2. "Stained" (11:30) a slow sequence with octave-spanning bass-line establishes itself from the opening and proceeds to slowly rise and morph over the first four minutes. At 4:30 the sequences shifts into a higher octave while the rhythm and bass line remain constant. In the seventh minute, new sounds and tension dynamics enter making this more interesting. Very Tangerine Dream-like! The more sustained notes of the arpeggiated chords in the thick of the ninth minute are very cool, but then everything quiets down as Dirk begins the process of unravelling his Berlin School weave. (8.75/10)

3. "Obscured" (7:25) pure TANGERINE DREAM! Even sounds like part of its tracks come from a 1970s TD classic (while the rolling bass line sounds like bass and rhythm guitar tracks on PINK FLOYD's "Run Like Hell" from The Wall). (8.5/10)

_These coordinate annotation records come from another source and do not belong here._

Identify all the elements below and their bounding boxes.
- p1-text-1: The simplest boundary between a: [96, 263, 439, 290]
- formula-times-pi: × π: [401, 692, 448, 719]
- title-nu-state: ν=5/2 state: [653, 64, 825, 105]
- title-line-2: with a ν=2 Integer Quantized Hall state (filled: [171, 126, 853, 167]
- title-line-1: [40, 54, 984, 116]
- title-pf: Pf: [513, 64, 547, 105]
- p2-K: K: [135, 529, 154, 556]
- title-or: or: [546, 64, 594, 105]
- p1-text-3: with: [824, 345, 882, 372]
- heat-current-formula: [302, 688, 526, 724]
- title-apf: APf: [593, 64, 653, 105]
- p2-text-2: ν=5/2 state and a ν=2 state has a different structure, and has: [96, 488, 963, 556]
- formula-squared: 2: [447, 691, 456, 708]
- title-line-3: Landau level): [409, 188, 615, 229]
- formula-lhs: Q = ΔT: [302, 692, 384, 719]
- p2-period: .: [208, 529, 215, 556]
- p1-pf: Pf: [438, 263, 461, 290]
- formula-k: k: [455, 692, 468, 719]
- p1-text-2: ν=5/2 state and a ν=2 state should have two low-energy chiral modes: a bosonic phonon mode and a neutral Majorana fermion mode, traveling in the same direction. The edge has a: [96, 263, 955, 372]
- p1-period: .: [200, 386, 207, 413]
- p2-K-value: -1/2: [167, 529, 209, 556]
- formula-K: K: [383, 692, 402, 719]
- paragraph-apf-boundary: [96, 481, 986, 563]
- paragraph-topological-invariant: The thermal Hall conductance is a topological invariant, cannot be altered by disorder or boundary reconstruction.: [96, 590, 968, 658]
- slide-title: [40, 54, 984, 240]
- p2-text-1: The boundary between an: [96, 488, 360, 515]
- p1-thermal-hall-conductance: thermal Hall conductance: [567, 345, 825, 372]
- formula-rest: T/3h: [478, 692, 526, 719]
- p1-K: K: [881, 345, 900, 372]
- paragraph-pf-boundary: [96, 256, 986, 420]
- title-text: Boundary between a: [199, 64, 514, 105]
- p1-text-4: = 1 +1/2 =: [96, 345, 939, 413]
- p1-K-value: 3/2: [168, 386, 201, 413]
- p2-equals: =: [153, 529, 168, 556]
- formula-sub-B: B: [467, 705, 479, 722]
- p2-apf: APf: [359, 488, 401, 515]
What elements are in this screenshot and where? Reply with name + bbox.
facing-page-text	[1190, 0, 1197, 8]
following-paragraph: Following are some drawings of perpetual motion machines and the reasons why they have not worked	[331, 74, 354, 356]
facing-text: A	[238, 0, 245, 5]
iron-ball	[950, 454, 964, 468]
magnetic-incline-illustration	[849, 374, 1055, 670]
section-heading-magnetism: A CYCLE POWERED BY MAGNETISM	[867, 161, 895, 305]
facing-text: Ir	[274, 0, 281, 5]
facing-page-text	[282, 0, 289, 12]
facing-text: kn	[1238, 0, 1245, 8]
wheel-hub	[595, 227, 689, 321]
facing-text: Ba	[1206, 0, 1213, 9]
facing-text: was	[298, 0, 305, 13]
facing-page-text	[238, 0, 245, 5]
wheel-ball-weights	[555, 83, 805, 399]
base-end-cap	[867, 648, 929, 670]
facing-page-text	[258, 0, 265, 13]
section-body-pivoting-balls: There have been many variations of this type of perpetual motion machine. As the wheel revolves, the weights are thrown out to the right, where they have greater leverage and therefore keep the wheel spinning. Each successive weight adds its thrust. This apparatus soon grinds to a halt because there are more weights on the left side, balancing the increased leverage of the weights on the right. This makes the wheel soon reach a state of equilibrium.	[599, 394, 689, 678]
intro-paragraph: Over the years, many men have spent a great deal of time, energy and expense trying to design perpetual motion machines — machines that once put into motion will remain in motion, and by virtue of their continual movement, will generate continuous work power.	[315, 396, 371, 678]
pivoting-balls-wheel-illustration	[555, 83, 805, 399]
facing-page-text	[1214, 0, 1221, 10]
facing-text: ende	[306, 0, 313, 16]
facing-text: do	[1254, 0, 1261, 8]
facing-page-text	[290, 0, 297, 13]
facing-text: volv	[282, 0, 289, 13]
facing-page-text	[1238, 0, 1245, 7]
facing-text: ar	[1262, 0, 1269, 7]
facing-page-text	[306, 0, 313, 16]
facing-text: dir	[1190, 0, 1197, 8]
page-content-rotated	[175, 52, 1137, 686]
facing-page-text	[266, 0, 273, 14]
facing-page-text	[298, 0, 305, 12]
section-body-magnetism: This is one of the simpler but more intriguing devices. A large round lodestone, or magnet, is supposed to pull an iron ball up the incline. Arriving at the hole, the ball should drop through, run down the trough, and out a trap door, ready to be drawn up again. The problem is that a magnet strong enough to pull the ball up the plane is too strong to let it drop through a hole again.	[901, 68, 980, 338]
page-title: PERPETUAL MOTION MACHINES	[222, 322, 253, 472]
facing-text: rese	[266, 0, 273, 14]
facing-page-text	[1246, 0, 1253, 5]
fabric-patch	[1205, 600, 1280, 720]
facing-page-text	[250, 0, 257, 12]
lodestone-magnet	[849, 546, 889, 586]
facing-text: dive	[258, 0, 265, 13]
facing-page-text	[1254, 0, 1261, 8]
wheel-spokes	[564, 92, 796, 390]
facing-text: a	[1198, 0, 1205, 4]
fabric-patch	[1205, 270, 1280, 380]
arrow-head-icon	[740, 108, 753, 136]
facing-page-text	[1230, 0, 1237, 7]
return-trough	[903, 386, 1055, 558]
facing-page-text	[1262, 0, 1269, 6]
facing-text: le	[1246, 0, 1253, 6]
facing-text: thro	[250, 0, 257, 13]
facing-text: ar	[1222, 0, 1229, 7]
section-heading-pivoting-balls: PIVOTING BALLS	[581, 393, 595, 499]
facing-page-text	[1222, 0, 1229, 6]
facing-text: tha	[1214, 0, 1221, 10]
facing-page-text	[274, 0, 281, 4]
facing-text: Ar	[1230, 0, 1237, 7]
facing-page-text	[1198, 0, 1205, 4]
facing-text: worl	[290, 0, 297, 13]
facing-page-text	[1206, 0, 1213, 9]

4. "Greasy" (12:29) opens with spacey strings synth and deep bass note to match--almost church organ-like-- changing chords every 20 seconds or so. In the fourth minute the "space organ" disappears and a cool percussive computer synth sequence establishes itself--seeming to continually "rise" for over a minute before slowly reversing, seeming to "decompose." By the end of the eighth minute we are left with just the quiet bones of the sequence. (8.5/10)

5. "Progeny" (20:21) nicely echoed and flanged groovin' sequence over and under which synth and organ washes rise and fall. Very smooth, calming, and hypnotic. (9/10)

6. "Plains" (9:02) opens with on long-held full board synth chord that slowly builds as internal components seem to rise and fall. (Or do they?) This single chord is sustained for over three minutes while very subtle elements get slight rises or falls (e.g., a single pounding piano chord in the background). When singular elements "disappear" it is amazing to suddenly hear a component that you had not picked up before. This is like an aural test! Name those sounds, instruments, and chords contribution to this melange. Fascinating! I find myself liking this super simple song/étude more and more the longer it plays. (9.5/10)

7. "Deep End" (9:57) distorted and misshapen echoes of percussive sounds. Again, a fascinating study in sound manipulations. (8.25/10)

Let's face it, folks: Herr Müller is a master at this stuff. If you're looking for a collection of masterful, pleasing Berlin School songs with excellent sound mastering and really interesting experimentations with sound, you need look no further than this album.

Four stars; a very nice addition to prog world--especially interesting for fans of Berlin School music and especially the experimentations of Tangerine Dream.